Una nuova indagine, seguita dal procuratore Michael Berger a marzo, prepara altre accuse contro l’ex presidente venezuelano arrestato negli Usa. Alla base ci sarebbe il reato di riciclaggio internazionale, con tracce anche in Italia. Il polemico rientro a casa di Camilla Fabri Saab

Il Dipartimento di Giustizia americano prepara una nuova indagine penale contro Nicolas Maduro. Secondo l’emittente CBS News, i procuratori federali di Miami hanno ricevuto l’ordine di aprire un nuovo dossier contro l’ex leader del regime venezuelano, perché c’è la preoccupazione che il processo in corso per i reati di narcotraffico, possesso illegale di armi e cospirazione, possa essere “debole”.

Questo nuovo processo, invece, sarebbe più consistente e potrebbe coinvolgere anche altri Paesi.
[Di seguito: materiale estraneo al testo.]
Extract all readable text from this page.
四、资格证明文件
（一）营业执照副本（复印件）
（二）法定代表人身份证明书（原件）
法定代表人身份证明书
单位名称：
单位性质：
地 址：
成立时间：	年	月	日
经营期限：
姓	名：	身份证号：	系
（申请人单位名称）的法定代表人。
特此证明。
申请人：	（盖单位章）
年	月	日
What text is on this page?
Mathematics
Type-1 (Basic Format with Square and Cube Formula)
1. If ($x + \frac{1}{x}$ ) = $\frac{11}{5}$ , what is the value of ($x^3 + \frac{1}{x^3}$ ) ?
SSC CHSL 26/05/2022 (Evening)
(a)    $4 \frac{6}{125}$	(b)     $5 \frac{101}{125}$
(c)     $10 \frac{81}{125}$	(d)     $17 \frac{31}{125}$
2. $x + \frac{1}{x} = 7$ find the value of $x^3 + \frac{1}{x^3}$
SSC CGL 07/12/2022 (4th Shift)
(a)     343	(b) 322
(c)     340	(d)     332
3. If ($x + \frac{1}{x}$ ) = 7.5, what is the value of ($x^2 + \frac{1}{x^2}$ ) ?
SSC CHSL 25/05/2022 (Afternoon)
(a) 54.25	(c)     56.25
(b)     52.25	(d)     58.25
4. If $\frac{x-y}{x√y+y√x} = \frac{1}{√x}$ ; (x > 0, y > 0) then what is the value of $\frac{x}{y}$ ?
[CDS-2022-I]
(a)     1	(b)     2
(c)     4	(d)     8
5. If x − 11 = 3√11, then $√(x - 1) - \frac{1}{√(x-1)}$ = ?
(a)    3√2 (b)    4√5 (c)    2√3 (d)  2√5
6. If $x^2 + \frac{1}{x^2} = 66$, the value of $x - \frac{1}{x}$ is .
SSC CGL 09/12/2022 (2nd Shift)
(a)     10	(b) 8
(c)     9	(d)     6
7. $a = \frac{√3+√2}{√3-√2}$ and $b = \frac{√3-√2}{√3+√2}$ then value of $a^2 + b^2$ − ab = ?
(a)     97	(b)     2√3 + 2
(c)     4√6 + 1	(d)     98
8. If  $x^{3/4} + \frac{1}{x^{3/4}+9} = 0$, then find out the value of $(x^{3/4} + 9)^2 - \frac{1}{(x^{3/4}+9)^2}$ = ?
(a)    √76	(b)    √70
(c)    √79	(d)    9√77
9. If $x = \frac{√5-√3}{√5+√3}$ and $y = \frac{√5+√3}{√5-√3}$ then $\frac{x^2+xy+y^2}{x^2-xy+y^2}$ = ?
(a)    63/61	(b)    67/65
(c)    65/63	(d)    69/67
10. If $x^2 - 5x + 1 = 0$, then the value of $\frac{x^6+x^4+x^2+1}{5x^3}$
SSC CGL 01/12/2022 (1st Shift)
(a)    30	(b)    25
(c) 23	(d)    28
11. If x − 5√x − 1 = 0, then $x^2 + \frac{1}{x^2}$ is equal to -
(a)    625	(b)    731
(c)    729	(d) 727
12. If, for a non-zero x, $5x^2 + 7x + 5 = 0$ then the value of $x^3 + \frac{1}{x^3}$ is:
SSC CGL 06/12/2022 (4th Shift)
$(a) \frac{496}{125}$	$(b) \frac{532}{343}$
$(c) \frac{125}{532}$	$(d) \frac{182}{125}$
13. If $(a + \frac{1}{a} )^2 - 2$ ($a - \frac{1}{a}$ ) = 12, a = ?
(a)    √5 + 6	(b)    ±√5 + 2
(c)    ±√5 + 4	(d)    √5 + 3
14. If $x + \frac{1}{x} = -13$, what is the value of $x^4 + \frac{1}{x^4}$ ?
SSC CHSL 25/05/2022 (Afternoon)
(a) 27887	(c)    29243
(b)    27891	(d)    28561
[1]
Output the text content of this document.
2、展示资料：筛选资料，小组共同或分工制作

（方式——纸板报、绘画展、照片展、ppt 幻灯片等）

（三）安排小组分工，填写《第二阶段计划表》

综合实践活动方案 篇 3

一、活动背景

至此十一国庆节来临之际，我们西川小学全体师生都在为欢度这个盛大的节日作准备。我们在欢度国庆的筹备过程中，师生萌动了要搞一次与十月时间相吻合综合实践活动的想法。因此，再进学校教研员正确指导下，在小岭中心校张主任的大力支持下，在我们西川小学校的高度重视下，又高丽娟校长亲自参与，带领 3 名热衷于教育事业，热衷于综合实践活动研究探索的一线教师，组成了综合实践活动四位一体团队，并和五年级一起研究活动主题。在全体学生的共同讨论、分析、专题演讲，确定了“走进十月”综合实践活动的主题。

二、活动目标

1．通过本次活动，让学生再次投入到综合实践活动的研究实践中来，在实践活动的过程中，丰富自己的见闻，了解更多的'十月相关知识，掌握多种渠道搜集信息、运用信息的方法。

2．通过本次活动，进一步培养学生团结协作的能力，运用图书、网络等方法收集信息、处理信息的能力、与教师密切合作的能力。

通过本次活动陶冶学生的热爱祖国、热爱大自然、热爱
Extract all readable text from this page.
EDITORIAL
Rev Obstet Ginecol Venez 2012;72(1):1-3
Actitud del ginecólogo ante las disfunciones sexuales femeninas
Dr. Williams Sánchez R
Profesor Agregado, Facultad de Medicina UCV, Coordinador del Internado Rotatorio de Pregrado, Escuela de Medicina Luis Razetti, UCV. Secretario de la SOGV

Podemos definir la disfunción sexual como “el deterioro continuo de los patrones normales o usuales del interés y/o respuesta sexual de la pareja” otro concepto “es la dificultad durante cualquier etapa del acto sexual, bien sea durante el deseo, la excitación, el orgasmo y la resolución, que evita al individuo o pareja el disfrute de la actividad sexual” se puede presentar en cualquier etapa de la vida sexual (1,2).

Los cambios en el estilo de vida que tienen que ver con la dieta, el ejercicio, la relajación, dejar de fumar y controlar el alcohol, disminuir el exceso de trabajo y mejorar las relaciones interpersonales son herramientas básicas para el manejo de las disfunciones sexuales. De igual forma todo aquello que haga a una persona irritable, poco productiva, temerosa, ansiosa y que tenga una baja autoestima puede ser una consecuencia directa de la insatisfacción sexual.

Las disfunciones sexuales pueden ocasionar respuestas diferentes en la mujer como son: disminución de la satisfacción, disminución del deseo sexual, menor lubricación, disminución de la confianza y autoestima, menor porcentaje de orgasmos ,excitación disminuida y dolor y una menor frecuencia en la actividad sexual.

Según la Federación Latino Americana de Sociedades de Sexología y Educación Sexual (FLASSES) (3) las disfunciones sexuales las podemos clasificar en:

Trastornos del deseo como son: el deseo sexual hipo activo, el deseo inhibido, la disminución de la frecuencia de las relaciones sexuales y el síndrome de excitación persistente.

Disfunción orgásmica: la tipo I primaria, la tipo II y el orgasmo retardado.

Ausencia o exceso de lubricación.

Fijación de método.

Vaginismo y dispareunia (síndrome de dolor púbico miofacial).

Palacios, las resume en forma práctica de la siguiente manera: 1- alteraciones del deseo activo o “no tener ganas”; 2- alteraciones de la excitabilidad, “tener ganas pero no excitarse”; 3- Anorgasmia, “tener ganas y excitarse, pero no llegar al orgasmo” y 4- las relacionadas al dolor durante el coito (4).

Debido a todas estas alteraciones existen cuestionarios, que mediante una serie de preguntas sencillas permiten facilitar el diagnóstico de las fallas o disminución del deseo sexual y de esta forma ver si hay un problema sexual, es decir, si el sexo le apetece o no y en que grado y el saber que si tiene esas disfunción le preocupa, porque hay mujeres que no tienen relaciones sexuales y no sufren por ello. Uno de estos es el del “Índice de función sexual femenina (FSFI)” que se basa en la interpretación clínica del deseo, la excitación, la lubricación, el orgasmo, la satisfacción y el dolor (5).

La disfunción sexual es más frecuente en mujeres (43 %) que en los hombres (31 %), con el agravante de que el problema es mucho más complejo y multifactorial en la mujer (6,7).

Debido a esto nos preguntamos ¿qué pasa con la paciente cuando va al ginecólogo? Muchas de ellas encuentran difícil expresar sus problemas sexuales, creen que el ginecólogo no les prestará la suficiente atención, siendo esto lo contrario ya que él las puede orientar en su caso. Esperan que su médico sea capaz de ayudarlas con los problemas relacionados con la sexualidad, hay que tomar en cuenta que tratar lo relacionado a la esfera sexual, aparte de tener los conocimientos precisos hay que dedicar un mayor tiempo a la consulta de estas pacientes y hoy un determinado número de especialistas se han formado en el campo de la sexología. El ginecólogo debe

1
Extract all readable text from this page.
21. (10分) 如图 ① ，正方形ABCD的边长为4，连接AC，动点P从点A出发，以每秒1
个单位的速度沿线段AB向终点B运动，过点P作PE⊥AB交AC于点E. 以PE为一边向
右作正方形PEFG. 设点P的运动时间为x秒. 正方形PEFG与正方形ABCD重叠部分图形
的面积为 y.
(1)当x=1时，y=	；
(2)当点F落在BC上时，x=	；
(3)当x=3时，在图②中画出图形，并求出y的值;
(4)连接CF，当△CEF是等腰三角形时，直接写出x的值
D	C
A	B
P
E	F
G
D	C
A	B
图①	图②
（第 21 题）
L’ipotesi è che le accuse del Tribunale del Distretto Sud dello stato della Florida siano riciclaggio e delitti finanziari internazionali.

Nella trama di delitti commessi dal leader della dittatura chavista sarebbe coinvolto il suo presunto prestanome, l’imprenditore colombiano Alex Saab (qui l’articolo di Formiche.net). Saab è stato difeso più volte dal regime venezuelano ed è stato liberato dal governo del presidente Joe Biden in uno scambio di prigionieri. Era accusato di riciclaggio e corruzione nel programma pubblico di assistenza alimentaria umanitaria per il Venezuela.